Derivation of the Emptying Time for a buoyant box to drain

[tjholi]

Homework Statement

I am having trouble deriving the expression from the initial equations. (Calculate the emptying time considering Volume conservation)

Relevant Equations

Q=A*sqrt(b(H-h(t)) And we have dh/dt =Q/S (conservation equation) and we have to obtain h/H = 1-(1-t/te)^2 with te= (2S/A*)(H/b)^1/2

Problem Statement: I am having trouble deriving the expression from the initial equations. (Calculate the emptying time considering Volume conservation)
Relevant Equations: Q=A*sqrt(b(H-h(t)) And we have dh/dt =Q/S (conservation equation) and we have to obtain h/H = 1-(1-t/te)^2 with te= (2S/A*)(H/b)^1/2

I know this is solving a 1st order ODE but I am lost at rearranging prior to solving.
This is not to be submitted, I am revising for an exam)
Thanks for your help
J

 

[Chestermiller]

Can you please provide the exact word-for-word statement of this problem?

 

[tjholi]

Can you please provide the exact word-for-word statement of this problem?

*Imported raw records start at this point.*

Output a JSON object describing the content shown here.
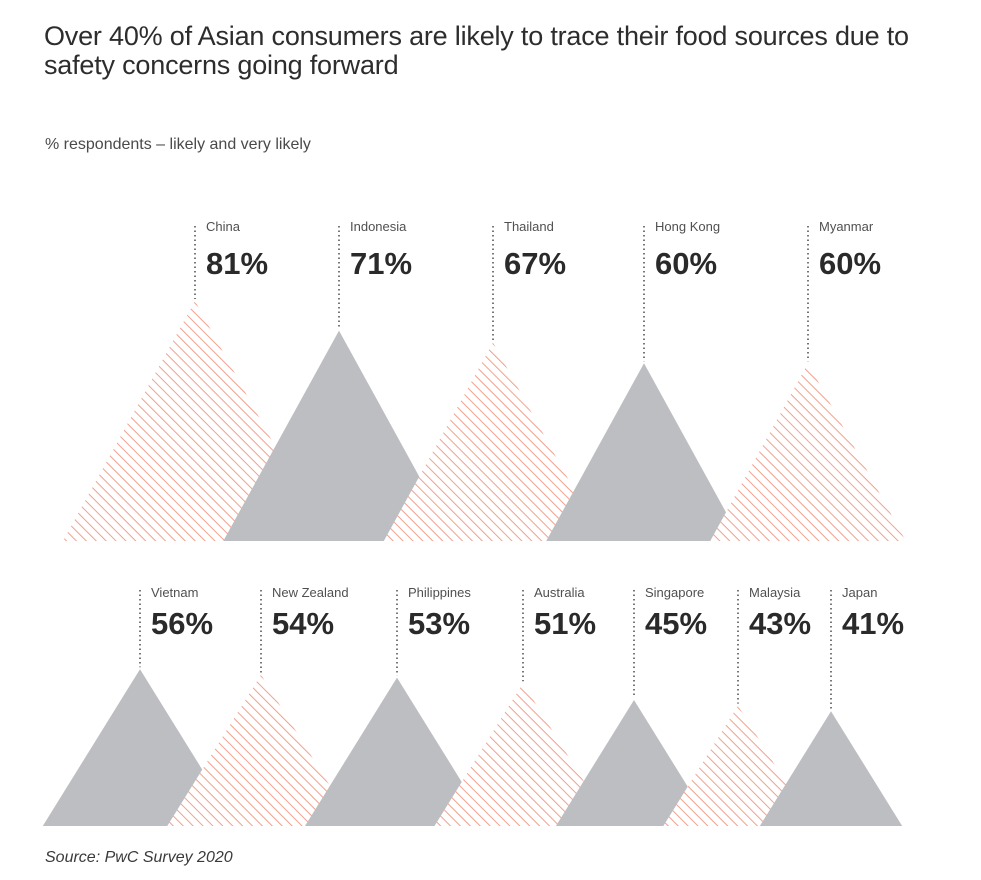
{
  "title": "Over 40% of Asian consumers are likely to trace their food sources due to safety concerns going forward",
  "subtitle": "% respondents – likely and very likely",
  "source": "Source: PwC Survey 2020",
  "colors": {
    "hatch": "#f2a08c",
    "solid": "#bdbec2",
    "text": "#2a2a2a",
    "leader": "#4a4a4a"
  },
  "chart_data": {
    "type": "bar",
    "style": "overlapping triangles (peak height proportional to value)",
    "title": "Over 40% of Asian consumers are likely to trace their food sources due to safety concerns going forward",
    "ylabel": "% respondents – likely and very likely",
    "unit": "%",
    "categories": [
      "China",
      "Indonesia",
      "Thailand",
      "Hong Kong",
      "Myanmar",
      "Vietnam",
      "New Zealand",
      "Philippines",
      "Australia",
      "Singapore",
      "Malaysia",
      "Japan"
    ],
    "values": [
      81,
      71,
      67,
      60,
      60,
      56,
      54,
      53,
      51,
      45,
      43,
      41
    ],
    "value_labels": [
      "81%",
      "71%",
      "67%",
      "60%",
      "60%",
      "56%",
      "54%",
      "53%",
      "51%",
      "45%",
      "43%",
      "41%"
    ],
    "fill": [
      "hatched",
      "solid",
      "hatched",
      "solid",
      "hatched",
      "solid",
      "hatched",
      "solid",
      "hatched",
      "solid",
      "hatched",
      "solid"
    ],
    "rows": [
      [
        "China",
        "Indonesia",
        "Thailand",
        "Hong Kong",
        "Myanmar"
      ],
      [
        "Vietnam",
        "New Zealand",
        "Philippines",
        "Australia",
        "Singapore",
        "Malaysia",
        "Japan"
      ]
    ]
  }
}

Hey : "To Calculate the emptying time consider volume conservation"

 

[Chestermiller]

Hey : "To Calculate the emptying time consider volume conservation"

Hey, where does buoyancy come in?

 

[tjholi]

Hey, where does buoyancy come in?

Hey Chestermiller, Buoyancy is assumed as it is a model of simplified Displacement ventilation with associated volume flux Q=A*sqrt(b(H-h(t)) with A*being a constant related to the size of the openings.
Thanks